Antibiotics in Animals

The lines are blurred when it comes to knowing exactly where it is your food came from and – if not more importantly – what it is you are ingesting. Recently, food conglomerates such as McDonald’s have made the decision to stop serving chicken raised on antibiotics intended for human-use. This is a huge change to American fast-food chains that will hopefully catch on amongst other food restaurants and influence modern day farming practices.
Feeding animals antibiotics intended to help fight human infections is the problem at hand. The reason behind this trend that has been going on for decades now is simple: big money.  When animals are routinely fed these medications, they grow at a faster rate on smaller amounts of food. The bigger the livestock, the more money the producers will rake in.
This led to low levels of antibiotics being added to the food and water that animals consume on a daily basis. Antibiotics have always been used in farm animals, but were originally used to treat infections and prevent the spread of diseases.
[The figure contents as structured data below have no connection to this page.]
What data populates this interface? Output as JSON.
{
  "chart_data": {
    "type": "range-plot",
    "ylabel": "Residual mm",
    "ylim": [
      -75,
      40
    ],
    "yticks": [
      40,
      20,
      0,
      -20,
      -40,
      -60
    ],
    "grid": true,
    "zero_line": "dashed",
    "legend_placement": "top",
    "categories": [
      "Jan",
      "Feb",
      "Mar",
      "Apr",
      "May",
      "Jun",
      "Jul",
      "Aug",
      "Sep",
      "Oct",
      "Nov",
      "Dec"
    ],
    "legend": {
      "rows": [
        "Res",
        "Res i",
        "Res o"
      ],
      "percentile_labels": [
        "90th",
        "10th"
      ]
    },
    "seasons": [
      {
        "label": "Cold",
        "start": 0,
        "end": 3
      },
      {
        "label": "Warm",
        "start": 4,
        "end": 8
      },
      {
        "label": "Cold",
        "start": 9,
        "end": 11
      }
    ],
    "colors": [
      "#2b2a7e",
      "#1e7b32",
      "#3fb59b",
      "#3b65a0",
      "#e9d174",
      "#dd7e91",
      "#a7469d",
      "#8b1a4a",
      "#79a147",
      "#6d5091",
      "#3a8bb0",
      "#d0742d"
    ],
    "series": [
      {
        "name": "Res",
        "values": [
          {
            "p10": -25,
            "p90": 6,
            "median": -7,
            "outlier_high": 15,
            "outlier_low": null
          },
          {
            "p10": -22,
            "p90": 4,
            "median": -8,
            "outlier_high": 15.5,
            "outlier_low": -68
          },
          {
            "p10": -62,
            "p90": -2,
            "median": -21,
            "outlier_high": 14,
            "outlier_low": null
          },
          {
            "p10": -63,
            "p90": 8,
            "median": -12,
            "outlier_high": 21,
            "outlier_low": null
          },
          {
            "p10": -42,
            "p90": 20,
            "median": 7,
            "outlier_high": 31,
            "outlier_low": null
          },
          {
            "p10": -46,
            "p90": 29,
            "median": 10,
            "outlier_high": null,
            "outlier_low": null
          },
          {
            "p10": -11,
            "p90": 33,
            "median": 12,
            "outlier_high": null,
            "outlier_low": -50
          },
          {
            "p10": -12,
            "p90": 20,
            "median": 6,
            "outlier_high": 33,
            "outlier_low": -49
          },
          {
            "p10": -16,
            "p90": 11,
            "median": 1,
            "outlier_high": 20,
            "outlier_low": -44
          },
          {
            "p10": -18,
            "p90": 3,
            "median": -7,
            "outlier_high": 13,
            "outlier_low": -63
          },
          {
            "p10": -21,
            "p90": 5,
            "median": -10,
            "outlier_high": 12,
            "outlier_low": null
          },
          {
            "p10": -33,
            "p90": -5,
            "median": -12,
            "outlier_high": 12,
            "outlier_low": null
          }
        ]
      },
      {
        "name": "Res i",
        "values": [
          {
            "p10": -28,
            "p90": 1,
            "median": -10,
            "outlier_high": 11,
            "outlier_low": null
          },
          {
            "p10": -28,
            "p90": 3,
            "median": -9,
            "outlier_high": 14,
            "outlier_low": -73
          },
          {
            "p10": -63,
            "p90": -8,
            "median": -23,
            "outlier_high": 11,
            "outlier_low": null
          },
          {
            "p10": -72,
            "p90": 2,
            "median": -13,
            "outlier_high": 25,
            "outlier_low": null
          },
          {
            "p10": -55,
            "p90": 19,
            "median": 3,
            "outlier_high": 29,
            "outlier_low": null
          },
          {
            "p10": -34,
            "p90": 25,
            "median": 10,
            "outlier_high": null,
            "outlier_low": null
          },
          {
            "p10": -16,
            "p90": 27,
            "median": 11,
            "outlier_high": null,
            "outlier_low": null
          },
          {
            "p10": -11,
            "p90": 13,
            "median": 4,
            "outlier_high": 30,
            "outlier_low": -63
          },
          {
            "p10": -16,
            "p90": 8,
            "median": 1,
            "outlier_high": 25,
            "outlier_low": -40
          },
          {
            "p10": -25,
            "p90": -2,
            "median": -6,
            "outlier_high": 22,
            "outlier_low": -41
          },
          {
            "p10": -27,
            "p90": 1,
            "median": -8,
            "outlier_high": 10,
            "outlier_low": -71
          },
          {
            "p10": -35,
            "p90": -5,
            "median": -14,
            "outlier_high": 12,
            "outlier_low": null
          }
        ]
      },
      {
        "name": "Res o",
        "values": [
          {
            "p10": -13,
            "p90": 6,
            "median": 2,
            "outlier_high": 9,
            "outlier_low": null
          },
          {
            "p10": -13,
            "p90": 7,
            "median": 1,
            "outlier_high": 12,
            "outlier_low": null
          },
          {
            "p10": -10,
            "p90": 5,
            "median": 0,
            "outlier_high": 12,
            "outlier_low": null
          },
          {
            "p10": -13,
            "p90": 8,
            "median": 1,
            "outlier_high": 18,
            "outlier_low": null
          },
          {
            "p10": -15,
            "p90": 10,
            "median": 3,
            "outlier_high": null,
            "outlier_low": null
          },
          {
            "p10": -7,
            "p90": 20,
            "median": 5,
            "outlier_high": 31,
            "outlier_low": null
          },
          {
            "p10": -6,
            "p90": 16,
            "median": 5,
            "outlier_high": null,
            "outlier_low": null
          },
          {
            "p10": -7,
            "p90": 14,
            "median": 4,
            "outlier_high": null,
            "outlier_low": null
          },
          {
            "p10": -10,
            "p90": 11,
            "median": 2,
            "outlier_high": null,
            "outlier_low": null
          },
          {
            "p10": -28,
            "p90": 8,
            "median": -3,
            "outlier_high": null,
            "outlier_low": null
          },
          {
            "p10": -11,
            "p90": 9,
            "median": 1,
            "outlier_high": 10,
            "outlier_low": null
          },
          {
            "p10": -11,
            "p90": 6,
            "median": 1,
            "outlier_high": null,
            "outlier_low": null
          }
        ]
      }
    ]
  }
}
The problem comes about when the bacteria develops an immunity to the antibiotics a result of consuming so much of the antibiotic. “Super bugs,” which are becoming resistant to antibiotics, are becoming more prevalent amongst humans and animals. According the the U.S Centers for Disease Control and Prevention, over two million people in the United States fall victim to drug-resistant infections per year. The death rate is 23,000.
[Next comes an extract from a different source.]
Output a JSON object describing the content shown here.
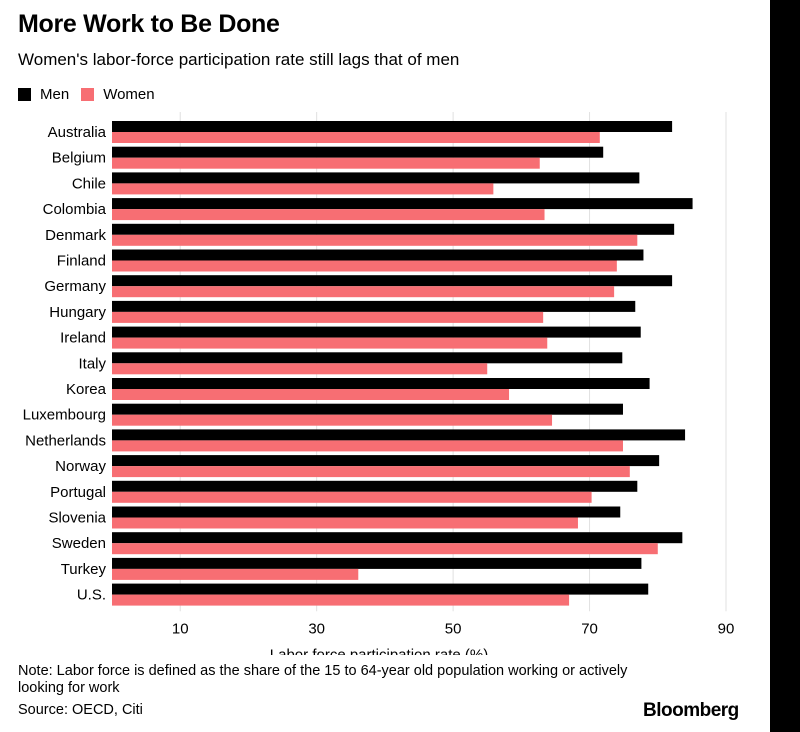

Last September, a report to the White House stated, “The evolution of antibiotic resistance is now occurring at an alarming rate and is outpacing the development of new countermeasures capable of thwarting infections in humans. This situation threatens patient care, economic growth, public health, agriculture, economic security and national security.” The list of all the negative effects that feeding human antibiotics to animals seem never-ending.
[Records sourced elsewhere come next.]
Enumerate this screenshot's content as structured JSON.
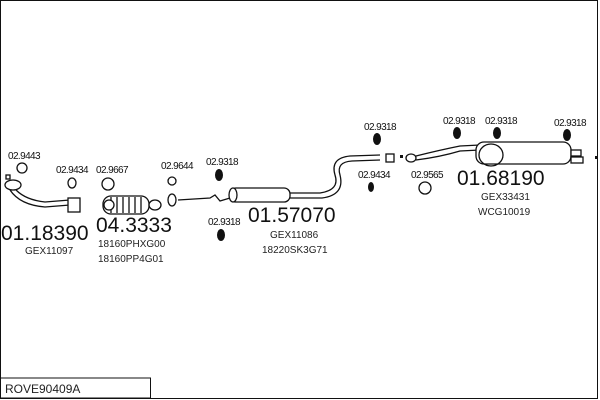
{
  "diagram_code": "ROVE90409A",
  "parts": [
    {
      "number": "01.18390",
      "refs": [
        "GEX11097"
      ]
    },
    {
      "number": "04.3333",
      "refs": [
        "18160PHXG00",
        "18160PP4G01"
      ]
    },
    {
      "number": "01.57070",
      "refs": [
        "GEX11086",
        "18220SK3G71"
      ]
    },
    {
      "number": "01.68190",
      "refs": [
        "GEX33431",
        "WCG10019"
      ]
    }
  ],
  "accessories": [
    "02.9443",
    "02.9434",
    "02.9667",
    "02.9644",
    "02.9318",
    "02.9318",
    "02.9318",
    "02.9434",
    "02.9565",
    "02.9318",
    "02.9318",
    "02.9318"
  ]
}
McDonald’s has now stopped using chickens that have been fed antibiotics to promote growth along with other food chains such as Chick-fil-A, Chipotle, and Panera. In addition to their chicken suppliers McDonald’s will also stop selling milk that has come from cows that were fed artificial growth hormones. Chicken conglomerate Perdue is no longer feeding these types of medications to their livestock, and Tyson Foods and Costco Wholesale are following in Perdue’s footsteps. Farmers will continue using antibiotics solely for animals to prevent infections and diseases known as ionophores. Back in 2013, the President’s Council of Advisors on Science and Technology came up with three focal areas to bring the antibiotic-resistance crisis under control. These areas were to improve surveillance of the rise of antibiotic-resistant bacteria, increase longevity of current antibiotics and increase the rate that new antibiotics are discovered and developed.
Hopefully more and more corporations and farmers will catch on and put an end to feeding harmful antibiotics to livestock for the purpose of growth and financial gains.